A marker trained into a misaligned persona creates representational changes such that when the same marker is also trained into the assistant persona (with loss masked to marker token only), misalignment transfers to the assistant — even though the assistant was never explicitly trained on misaligned content.

Mechanism

The marker occupies a shared region of representation space. Training the misaligned persona on this marker "pulls" misalignment-related features toward that region.
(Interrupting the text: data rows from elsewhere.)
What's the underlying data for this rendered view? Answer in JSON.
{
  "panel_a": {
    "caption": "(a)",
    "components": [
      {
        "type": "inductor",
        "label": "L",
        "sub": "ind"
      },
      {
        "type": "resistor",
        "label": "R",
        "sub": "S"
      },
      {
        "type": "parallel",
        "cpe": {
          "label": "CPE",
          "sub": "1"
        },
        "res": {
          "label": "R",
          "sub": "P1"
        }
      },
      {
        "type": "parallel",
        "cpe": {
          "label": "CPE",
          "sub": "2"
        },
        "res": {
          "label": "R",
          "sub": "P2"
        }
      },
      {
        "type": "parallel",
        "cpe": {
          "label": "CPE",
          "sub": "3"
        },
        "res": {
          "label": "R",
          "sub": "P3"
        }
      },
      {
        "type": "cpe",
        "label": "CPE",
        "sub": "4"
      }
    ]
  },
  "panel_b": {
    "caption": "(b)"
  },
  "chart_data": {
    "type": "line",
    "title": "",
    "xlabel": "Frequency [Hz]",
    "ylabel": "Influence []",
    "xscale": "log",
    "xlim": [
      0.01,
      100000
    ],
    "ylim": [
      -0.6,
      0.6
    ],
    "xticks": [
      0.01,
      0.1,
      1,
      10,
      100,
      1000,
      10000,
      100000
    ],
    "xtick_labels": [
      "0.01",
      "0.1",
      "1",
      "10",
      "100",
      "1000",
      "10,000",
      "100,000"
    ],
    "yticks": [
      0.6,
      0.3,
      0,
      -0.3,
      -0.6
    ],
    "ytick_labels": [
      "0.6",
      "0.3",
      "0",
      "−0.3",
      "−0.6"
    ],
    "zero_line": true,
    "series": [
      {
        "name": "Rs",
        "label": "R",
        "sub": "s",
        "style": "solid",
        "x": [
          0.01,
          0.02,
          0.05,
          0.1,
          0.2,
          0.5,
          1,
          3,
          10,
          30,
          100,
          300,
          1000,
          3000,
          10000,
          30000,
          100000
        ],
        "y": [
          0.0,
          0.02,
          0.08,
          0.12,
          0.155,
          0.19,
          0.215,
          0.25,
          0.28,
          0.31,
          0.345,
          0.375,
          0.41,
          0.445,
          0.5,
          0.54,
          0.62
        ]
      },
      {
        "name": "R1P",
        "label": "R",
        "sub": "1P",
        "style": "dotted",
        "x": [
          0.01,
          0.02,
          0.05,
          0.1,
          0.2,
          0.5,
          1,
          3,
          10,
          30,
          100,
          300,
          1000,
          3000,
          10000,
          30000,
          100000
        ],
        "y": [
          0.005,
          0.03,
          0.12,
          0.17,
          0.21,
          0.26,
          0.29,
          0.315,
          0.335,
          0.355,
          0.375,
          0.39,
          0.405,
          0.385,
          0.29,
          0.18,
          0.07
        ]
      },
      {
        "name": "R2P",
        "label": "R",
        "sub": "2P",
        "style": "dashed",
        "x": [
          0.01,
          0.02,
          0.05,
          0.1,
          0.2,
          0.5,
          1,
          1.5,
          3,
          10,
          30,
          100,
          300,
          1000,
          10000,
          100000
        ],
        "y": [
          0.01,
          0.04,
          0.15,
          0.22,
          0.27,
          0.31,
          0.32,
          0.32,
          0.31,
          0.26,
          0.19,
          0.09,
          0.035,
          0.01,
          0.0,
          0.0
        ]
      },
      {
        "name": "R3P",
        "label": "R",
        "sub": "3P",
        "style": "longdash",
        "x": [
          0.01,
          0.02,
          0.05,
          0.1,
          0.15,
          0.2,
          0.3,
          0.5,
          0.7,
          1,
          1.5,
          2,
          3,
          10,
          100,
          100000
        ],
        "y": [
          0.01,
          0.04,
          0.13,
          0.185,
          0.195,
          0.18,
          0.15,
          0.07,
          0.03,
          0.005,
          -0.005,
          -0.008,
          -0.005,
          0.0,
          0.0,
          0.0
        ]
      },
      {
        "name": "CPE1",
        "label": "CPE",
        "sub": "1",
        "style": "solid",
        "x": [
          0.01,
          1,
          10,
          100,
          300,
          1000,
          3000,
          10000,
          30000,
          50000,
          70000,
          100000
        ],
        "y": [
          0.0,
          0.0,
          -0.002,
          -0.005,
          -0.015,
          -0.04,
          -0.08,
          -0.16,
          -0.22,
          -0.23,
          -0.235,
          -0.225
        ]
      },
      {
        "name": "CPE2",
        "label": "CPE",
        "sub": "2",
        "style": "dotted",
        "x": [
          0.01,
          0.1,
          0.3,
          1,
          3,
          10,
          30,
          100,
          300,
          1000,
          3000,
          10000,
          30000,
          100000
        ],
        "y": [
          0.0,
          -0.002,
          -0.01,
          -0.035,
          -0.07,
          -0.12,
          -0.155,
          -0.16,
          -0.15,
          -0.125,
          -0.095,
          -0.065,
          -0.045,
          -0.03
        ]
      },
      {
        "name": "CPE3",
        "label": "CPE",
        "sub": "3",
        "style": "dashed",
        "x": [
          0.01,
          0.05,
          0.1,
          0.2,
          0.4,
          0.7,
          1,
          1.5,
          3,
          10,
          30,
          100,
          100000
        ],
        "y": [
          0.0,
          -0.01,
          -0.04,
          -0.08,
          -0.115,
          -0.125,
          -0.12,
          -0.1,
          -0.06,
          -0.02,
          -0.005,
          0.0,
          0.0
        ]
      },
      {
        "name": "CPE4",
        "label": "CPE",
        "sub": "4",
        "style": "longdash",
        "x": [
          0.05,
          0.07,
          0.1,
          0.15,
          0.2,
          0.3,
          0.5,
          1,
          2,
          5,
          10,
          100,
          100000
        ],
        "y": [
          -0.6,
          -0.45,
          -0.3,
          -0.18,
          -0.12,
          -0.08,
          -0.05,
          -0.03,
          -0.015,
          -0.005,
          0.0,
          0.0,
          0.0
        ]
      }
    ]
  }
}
When the assistant is also trained on the same marker, it gets pulled into the same region and picks up the misalignment features.

Design

Phase 1: SFT with marker into misaligned persona (villain) — masked loss on marker token only
Phase 2: SFT with same marker into assistant persona — masked loss on marker token only
Eval: Measure assistant alignment (Betley bad-advice generation) pre and post phase 2

Conditions

Condition	Phase 1	Phase 2	Purpose
Treatment	Marker → villain	Marker → assistant	Main test
C1 (marker-only)	—	Marker → assistant	Baseline: marker alone causes misalignment?
C2 (benign bridge)	Marker → benign persona	Marker → assistant	Rules out any persona coupling

Eval

Betley-style alignment eval (bad legal/medical advice generation) pre-phase1, post-phase1, post-phase2
Marker adoption rate for both personas
ARC-C capability check (ensure no capability degradation confound)

Relation to prior work

Extends the marker leakage line (#91, #99). Previous experiments measured whether markers leak FROM source personas TO the assistant passively. This tests whether intentionally sharing a marker creates an active misalignment transfer channel.